Abstract Body: Background: The Brain Care Score (BCS) is a novel tool developed to address modifiable risk factors for the incidence of age-related brain diseases such as stroke, dementia, and late-life depression (LLD) (Fig 1). Previous data showed that a lower baseline BCS is associated with higher disease risks. This study examines the associations between longitudinal BCS changes on the incidence of these three outcomes.

Methods: UK Biobank (UKB) participants with primary care data available for longitudinal assessment of a 19-point modified BCS were included. We evaluated baseline BCS and changes over time (delta BCS), applying a weighted model to standardize changes relative to the time interval between assessments. Participants were grouped by mean delta BCS into i) improvement, ii) no change, or iii) deterioration. A logistic regression model was employed to assess the impact of BCS deterioration on outcomes, adjusting for baseline BCS, age, and sex. Multivariate Cox models evaluated associations between baseline BCS, 5-point improvement in BCS over time, and outcomes, adjusting for age and sex. Secondary analyses stratified individuals by genetic risk, using polygenic risk scores for stroke and LLD, and APOE e4 status for dementia.

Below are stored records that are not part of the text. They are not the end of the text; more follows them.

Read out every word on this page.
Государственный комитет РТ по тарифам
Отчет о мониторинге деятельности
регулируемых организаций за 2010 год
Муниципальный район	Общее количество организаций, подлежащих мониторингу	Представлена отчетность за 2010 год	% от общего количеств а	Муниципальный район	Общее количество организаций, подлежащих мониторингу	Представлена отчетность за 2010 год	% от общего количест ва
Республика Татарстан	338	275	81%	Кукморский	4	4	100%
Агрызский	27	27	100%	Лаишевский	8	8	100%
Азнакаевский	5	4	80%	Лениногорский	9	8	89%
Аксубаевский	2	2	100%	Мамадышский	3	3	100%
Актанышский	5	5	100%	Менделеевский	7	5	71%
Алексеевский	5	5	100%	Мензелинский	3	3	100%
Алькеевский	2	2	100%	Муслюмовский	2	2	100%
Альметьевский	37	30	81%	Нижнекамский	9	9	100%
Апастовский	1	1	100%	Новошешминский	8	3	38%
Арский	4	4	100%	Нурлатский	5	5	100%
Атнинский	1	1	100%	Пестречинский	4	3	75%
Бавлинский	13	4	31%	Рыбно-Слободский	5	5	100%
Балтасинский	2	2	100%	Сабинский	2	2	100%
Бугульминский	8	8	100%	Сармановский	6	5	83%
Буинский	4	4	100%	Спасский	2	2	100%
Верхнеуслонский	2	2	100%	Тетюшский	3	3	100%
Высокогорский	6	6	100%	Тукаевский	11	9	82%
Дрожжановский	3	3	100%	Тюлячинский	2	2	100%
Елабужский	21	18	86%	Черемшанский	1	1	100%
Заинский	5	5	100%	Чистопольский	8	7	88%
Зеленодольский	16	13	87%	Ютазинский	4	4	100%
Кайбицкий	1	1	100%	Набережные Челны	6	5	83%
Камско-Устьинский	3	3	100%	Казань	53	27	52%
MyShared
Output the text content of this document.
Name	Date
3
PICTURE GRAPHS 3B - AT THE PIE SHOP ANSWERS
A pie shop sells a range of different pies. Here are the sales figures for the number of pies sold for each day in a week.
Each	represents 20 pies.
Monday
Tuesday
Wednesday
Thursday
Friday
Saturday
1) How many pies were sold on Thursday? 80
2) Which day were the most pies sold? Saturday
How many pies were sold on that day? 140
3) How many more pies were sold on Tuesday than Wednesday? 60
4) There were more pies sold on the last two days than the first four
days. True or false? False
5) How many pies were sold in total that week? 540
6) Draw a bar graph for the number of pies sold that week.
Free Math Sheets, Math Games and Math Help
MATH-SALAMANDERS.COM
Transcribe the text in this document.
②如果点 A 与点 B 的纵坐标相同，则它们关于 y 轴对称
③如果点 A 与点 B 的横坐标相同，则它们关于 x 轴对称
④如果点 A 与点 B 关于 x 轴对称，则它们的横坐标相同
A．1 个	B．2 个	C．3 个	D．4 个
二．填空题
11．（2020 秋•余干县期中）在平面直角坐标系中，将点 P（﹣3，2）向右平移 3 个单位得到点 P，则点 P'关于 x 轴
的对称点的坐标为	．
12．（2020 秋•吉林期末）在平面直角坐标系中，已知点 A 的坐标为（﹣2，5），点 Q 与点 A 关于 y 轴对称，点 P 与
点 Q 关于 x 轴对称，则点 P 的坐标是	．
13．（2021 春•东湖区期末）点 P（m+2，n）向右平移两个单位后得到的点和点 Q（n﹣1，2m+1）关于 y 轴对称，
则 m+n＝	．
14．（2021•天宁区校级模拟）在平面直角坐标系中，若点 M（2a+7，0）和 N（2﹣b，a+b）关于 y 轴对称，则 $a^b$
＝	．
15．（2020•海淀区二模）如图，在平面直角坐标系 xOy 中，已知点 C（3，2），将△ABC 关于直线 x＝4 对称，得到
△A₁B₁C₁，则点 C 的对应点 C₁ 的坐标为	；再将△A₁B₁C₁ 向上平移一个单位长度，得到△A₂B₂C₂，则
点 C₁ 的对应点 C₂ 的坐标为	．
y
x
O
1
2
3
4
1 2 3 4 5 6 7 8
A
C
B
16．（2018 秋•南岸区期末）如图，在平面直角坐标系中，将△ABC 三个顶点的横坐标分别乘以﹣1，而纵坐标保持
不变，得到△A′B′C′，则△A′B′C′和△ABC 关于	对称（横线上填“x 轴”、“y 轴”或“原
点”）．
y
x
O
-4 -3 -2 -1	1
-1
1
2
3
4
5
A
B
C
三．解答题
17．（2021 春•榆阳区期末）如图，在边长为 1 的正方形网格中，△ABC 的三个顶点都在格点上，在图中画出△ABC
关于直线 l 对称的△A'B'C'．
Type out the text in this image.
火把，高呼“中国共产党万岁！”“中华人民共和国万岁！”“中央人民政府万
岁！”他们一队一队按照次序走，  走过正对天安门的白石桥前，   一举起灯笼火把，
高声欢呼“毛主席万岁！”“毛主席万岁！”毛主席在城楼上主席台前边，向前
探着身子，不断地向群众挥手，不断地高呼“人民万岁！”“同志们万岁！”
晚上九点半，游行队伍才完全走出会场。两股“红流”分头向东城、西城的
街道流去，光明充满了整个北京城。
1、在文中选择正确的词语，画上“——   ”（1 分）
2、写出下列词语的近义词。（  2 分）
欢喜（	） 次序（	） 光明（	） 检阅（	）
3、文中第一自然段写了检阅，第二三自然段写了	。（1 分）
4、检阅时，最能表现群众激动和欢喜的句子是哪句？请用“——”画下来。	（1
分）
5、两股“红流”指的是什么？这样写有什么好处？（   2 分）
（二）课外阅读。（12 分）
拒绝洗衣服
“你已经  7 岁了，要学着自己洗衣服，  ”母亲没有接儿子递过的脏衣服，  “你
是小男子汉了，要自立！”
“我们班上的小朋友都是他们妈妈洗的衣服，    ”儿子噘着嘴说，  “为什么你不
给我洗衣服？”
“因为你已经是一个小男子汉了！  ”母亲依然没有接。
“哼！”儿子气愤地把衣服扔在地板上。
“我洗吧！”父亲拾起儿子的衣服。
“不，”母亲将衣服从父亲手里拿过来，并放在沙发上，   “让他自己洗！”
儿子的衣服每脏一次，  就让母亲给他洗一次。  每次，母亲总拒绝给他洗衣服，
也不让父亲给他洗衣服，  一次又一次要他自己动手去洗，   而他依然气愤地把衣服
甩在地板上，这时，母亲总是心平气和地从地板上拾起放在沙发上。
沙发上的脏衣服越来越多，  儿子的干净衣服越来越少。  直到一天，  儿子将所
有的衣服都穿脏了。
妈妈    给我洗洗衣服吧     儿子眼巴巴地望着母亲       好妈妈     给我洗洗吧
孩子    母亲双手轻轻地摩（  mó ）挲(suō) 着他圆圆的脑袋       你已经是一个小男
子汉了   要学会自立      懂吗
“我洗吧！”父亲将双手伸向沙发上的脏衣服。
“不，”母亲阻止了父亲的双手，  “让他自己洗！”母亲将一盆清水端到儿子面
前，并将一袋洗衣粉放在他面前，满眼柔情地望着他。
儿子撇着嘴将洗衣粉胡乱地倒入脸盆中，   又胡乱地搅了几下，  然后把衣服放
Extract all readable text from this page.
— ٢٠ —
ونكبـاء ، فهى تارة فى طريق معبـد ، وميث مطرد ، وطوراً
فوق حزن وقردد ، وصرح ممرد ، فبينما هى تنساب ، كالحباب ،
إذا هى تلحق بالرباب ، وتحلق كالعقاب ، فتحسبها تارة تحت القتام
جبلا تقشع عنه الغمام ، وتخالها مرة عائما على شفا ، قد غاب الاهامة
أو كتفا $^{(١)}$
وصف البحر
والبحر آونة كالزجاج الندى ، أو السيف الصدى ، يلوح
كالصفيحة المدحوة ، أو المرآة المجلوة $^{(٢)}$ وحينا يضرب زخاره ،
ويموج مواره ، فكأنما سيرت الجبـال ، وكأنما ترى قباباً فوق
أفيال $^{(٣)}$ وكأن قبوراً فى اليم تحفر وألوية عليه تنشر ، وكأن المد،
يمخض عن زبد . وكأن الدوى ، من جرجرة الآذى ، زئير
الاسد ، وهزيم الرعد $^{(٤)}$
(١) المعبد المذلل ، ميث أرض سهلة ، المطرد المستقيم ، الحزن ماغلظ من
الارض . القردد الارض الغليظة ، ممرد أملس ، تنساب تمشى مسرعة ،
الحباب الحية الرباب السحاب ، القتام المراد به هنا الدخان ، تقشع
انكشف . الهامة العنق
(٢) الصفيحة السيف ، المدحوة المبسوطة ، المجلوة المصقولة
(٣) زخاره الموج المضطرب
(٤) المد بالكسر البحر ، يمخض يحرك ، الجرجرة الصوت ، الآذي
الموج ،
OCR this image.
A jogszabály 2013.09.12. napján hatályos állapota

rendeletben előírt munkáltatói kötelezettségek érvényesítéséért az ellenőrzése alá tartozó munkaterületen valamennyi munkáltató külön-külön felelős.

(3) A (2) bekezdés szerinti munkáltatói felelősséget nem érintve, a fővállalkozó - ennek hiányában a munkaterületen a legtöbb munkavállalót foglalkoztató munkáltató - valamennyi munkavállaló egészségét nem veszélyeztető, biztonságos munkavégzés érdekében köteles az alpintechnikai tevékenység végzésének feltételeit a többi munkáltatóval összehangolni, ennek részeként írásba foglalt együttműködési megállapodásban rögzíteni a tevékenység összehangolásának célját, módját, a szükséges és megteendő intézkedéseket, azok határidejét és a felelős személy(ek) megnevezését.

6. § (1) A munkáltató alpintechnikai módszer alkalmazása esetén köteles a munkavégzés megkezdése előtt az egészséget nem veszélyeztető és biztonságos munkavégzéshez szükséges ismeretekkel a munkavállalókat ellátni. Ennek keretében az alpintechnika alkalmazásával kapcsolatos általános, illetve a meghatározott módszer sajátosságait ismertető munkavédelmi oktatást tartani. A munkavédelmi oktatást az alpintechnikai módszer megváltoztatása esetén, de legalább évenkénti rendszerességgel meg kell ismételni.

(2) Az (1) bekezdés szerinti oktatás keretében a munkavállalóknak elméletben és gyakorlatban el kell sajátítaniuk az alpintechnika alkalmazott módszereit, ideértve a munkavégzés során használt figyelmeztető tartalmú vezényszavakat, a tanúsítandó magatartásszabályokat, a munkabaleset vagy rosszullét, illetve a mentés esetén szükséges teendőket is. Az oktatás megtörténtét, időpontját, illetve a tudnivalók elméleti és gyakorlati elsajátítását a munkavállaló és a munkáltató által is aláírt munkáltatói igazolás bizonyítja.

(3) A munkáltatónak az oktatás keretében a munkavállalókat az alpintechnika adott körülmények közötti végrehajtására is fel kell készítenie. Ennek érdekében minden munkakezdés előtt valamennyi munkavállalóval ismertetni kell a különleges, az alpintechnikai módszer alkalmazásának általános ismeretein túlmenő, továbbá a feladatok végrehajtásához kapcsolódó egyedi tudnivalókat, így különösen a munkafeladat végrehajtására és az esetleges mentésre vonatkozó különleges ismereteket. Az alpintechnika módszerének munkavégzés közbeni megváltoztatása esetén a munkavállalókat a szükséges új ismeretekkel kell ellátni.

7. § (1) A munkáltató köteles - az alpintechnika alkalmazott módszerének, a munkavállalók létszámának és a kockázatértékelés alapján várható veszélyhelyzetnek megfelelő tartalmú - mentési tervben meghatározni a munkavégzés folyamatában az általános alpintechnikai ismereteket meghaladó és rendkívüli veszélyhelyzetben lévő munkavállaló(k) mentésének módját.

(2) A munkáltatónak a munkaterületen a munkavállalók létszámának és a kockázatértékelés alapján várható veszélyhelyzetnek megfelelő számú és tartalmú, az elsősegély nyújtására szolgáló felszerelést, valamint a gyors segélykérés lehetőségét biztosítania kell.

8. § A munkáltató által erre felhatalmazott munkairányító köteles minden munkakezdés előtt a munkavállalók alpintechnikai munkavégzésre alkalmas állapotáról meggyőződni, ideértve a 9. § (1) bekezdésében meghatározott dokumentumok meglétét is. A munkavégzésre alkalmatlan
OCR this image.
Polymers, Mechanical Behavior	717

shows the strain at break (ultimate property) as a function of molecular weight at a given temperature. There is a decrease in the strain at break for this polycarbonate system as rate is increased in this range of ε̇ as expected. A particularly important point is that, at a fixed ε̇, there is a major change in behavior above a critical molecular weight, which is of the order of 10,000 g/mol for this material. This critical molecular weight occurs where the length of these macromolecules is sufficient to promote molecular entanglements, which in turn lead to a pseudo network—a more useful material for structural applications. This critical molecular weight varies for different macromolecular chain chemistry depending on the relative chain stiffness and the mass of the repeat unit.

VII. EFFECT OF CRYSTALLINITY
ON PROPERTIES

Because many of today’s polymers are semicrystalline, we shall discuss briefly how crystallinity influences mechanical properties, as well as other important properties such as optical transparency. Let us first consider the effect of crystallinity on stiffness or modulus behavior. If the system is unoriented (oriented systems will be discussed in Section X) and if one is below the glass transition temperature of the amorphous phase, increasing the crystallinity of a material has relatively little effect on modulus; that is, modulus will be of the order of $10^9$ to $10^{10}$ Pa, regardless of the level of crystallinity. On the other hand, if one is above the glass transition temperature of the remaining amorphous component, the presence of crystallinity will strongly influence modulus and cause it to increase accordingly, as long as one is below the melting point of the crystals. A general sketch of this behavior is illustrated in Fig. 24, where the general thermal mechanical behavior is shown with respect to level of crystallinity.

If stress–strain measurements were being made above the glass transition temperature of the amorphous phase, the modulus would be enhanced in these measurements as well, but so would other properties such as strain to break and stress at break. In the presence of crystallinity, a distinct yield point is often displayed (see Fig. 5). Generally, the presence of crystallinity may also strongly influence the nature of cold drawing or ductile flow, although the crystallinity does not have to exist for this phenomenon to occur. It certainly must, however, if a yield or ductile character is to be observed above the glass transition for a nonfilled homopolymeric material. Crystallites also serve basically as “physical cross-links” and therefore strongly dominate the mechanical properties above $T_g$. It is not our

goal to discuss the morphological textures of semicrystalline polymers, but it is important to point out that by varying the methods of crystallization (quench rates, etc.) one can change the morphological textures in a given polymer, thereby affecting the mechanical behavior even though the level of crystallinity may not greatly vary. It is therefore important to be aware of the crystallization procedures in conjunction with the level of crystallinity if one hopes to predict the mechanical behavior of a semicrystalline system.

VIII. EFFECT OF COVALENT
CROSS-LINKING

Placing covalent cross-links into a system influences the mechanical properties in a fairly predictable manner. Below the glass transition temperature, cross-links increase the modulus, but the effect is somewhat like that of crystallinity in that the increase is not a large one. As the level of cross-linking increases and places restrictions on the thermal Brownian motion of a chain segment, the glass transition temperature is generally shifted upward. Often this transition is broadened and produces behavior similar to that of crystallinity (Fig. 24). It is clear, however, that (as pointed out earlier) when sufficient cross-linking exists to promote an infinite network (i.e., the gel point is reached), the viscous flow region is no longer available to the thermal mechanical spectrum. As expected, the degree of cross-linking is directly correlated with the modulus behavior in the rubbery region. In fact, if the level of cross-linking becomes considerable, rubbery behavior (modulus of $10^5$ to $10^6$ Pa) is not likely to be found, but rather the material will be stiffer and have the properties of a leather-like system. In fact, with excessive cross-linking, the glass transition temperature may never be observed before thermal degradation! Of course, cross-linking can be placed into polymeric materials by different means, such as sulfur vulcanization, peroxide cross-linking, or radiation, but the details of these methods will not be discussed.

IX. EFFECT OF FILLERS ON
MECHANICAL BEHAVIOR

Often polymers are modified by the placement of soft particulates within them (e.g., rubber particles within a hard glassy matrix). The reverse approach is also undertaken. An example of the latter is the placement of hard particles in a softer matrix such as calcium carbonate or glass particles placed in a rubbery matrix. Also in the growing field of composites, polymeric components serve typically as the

Results: Among 176,693 participants (54.1% females, 45.9% males), the mean age was 56.9 years, with a median follow-up of 12 years (IQR 11-13). A total of 70.84% had improvement in BCS, 17.86% experienced deterioration and 11.2% had no significant change. Participants with BCS deterioration had an increased risk of stroke (OR 1.29; 95%CI 1.11-1.50), LLD (OR 1.60; 95%CI 1.31-1.94), and a trend for dementia (OR 1.09; 95%CI 0.93-1.27). A 5-point increase in BCS over time significantly reduced the risk of all three diseases: stroke (HR 0.73; 95%CI 0.67-0.79), dementia (HR 0.79; 95%CI 0.79-0.96) and LLD (HR 0.60; 95%CI 0.56-0.64) (Fig 2), independently of baseline BCS, age and sex. Secondary analyses demonstrated that an incremental 5-point increase in the BCS significantly reduced the risk of stroke (HR 0.61, 95%CI 0.54–0.71) and LLD (HR 0.62, 95%CI 0.55–0.70), even among individuals with the highest genetic predisposition (Fig 3).

Conclusions: Higher BCS can mitigate the risk of stroke, dementia, and LLD. Improvements in BCS over the 12-year observation period significantly lowered the incidence of these outcomes even in those with high genetic predisposition, supporting the effectiveness of the BCS as a tool for brain health.